Department of Information Science, College of Computing & Informatics, Drexel University, Philadelphia, Pennsylvania, USA.
Department of Biomedical and Health Informatics, Children's Hospital of Philadelphia, Philadelphia, Pennsylvania, USA.
J Am Med Inform Assoc. 2020 Apr 1;27(4):558-566. doi: 10.1093/jamia/ocaa005.
This study introduces a temporal condition pattern mining methodology to address the sparse nature of coded condition concept utilization in electronic health record data. As a validation study, we applied this method to reveal condition patterns surrounding an initial diagnosis of pediatric asthma.
The SPADE (Sequential PAttern Discovery using Equivalence classes) algorithm was used to identify common temporal condition patterns surrounding the initial diagnosis of pediatric asthma in a study population of 71 824 patients from the Children's Hospital of Philadelphia. SPADE was applied to a dataset with diagnoses coded using International Classification of Diseases (ICD) concepts and separately to a dataset with the ICD codes mapped to their corresponding expanded diagnostic clusters (EDCs). Common temporal condition patterns surrounding the initial diagnosis of pediatric asthma ascertained by SPADE from both the ICD and EDC datasets were compared.
SPADE identified 36 unique diagnoses in the mapped EDC dataset, whereas only 19 were recognized in the ICD dataset. Temporal trends in condition diagnoses ascertained from the EDC data were not discoverable in the ICD dataset.
Mining frequent temporal condition patterns from large electronic health record datasets may reveal previously unknown associations between diagnoses that could inform future research into causation or other relationships. Mapping sparsely coded medical concepts into homogenous groups was essential to discovering potentially useful information from our dataset.
We expect that the presented methodology is applicable to the study of diagnostic trajectories for other clinical conditions and can be extended to study temporal patterns of other coded medical concepts such as medications and procedures.
本研究引入了一种时间条件模式挖掘方法,以解决电子健康记录数据中编码条件概念利用的稀疏性问题。
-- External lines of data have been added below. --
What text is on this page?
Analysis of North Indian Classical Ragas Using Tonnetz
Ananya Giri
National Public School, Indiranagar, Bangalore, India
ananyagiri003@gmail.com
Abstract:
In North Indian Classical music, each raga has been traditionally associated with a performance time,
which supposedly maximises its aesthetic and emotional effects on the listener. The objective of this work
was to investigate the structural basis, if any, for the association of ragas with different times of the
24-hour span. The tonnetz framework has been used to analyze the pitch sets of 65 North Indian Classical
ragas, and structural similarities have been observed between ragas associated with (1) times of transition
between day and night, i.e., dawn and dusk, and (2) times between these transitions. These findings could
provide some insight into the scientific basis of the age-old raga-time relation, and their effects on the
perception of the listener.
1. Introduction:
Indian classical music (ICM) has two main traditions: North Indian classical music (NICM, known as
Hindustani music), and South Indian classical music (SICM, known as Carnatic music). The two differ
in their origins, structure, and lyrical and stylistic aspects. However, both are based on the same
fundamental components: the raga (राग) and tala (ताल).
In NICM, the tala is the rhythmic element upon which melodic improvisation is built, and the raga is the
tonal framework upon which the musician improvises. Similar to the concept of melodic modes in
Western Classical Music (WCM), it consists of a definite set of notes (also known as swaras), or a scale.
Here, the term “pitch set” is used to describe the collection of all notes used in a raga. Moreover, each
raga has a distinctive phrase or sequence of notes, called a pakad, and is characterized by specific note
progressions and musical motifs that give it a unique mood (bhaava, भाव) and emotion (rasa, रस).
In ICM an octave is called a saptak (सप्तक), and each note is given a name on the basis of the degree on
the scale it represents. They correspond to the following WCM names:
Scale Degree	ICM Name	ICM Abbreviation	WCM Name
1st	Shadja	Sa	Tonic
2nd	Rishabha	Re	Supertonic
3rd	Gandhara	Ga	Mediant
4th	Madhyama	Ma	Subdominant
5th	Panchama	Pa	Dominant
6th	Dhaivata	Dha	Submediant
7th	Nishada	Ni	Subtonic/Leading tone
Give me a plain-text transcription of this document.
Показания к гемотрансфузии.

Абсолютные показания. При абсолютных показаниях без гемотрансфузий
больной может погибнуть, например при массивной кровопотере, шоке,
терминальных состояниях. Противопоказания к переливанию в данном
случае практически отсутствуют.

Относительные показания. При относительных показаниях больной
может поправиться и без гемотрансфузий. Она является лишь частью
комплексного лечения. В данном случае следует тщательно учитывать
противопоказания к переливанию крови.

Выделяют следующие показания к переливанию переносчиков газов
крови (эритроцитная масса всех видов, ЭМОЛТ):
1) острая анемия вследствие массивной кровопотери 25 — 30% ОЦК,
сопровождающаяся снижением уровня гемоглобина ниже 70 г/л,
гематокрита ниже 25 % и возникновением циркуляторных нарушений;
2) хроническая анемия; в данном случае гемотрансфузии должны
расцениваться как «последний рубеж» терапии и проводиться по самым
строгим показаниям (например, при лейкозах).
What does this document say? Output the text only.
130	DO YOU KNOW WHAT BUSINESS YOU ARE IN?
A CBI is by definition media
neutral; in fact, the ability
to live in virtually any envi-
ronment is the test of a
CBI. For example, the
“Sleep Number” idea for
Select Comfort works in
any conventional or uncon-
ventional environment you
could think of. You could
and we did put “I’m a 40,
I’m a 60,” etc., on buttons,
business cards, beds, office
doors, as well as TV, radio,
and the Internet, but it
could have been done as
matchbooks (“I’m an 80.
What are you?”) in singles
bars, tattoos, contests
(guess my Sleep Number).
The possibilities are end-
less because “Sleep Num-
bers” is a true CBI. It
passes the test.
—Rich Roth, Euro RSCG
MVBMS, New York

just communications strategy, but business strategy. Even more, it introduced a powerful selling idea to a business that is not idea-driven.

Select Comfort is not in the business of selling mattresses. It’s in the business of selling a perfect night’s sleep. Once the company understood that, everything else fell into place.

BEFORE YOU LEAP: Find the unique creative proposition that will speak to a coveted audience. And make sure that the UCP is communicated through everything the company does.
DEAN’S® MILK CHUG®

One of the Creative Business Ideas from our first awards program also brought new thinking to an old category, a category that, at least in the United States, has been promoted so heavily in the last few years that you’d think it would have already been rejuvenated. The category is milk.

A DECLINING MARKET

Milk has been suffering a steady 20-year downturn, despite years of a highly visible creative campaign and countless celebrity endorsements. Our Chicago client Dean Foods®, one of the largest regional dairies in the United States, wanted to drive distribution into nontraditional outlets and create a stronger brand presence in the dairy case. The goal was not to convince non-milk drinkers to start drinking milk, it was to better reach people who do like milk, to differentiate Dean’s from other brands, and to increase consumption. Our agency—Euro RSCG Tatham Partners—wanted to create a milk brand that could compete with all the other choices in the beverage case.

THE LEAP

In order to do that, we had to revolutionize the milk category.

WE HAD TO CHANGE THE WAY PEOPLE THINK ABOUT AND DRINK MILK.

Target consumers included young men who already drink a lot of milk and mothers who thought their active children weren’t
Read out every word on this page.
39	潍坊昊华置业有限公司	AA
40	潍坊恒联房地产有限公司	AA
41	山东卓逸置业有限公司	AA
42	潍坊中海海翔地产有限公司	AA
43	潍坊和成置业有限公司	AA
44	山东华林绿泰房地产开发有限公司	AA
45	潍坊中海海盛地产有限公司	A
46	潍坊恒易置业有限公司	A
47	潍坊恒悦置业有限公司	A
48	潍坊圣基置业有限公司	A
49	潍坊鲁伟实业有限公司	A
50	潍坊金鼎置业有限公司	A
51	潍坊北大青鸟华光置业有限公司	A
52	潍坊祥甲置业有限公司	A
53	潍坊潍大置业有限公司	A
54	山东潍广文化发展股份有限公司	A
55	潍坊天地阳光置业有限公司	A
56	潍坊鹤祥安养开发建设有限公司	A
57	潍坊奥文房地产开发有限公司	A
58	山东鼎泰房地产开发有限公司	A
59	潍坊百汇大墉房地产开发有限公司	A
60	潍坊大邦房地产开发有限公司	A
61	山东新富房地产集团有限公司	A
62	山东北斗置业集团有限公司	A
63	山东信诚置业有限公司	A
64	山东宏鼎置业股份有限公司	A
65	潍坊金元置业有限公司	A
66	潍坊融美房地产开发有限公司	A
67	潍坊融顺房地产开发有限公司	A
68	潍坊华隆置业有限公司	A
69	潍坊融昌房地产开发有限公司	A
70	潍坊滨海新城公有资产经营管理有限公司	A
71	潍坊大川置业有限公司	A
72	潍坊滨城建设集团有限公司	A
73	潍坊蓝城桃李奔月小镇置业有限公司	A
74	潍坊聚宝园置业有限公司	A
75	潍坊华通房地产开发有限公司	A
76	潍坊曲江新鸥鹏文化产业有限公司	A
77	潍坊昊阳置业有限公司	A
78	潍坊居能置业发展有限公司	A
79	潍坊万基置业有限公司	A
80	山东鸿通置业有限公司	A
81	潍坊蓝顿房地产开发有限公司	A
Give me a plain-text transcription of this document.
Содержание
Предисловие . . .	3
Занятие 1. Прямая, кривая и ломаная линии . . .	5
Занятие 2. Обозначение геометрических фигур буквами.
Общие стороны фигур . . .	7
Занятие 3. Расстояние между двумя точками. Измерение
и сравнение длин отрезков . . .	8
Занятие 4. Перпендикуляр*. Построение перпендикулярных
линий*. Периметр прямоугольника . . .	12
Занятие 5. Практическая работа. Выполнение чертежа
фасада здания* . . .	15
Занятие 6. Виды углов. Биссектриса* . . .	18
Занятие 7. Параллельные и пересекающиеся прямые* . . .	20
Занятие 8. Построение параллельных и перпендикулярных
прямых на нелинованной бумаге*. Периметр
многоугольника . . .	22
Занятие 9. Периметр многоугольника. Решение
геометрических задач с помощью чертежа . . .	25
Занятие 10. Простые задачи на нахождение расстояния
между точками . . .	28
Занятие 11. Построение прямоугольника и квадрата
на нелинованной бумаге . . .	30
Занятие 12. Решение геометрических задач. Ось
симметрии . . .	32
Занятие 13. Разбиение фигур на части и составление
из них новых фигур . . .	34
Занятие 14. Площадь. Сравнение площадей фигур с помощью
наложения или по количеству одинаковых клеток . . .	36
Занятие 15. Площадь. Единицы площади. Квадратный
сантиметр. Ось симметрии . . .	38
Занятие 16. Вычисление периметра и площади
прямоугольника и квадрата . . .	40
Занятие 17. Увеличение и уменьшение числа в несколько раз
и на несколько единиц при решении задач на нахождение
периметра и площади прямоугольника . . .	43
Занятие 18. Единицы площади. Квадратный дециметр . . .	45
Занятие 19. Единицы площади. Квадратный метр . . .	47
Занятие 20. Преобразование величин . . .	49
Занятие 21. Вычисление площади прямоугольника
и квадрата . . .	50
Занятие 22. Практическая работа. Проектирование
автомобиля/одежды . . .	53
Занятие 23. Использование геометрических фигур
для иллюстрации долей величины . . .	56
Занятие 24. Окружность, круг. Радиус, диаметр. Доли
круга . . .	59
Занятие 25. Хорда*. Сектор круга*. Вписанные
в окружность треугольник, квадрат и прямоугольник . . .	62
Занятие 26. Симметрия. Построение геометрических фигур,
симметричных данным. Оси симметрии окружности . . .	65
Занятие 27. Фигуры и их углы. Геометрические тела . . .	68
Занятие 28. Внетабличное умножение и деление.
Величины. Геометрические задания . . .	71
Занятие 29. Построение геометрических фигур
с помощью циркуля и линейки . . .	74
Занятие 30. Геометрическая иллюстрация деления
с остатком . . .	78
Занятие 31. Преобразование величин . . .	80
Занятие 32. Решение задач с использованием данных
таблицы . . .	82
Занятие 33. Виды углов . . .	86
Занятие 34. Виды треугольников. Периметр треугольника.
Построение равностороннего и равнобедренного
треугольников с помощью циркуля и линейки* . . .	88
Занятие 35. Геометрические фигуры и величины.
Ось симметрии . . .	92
作为验证研究,我们应用该方法揭示了围绕儿童哮喘初始诊断的条件模式。
使用 SPADE(使用等价类的序列模式发现)算法在费城儿童医院的 71824 名患者的研究人群中,确定了儿童哮喘初始诊断周围常见的时间条件模式。SPADE 应用于使用国际疾病分类(ICD)概念编码的数据集,以及将 ICD 代码映射到其相应的扩展诊断集群(EDC)的数据集。比较 SPADE 从 ICD 和 EDC 数据集确定的围绕儿童哮喘初始诊断的常见时间条件模式。
SPADE 在映射的 EDC 数据集中识别出 36 个独特的诊断,而在 ICD 数据集中仅识别出 19 个。从 EDC 数据中确定的条件诊断的时间趋势在 ICD 数据集中不可发现。
从大型电子健康记录数据集挖掘常见的时间条件模式可能会揭示以前未知的诊断之间的关联,这可以为未来的因果关系或其他关系研究提供信息。将稀疏编码的医学概念映射到同质组是从我们的数据集发现潜在有用信息的关键。
我们预计所提出的方法适用于其他临床条件的诊断轨迹研究,并可扩展到研究其他编码医学概念(如药物和程序)的时间模式。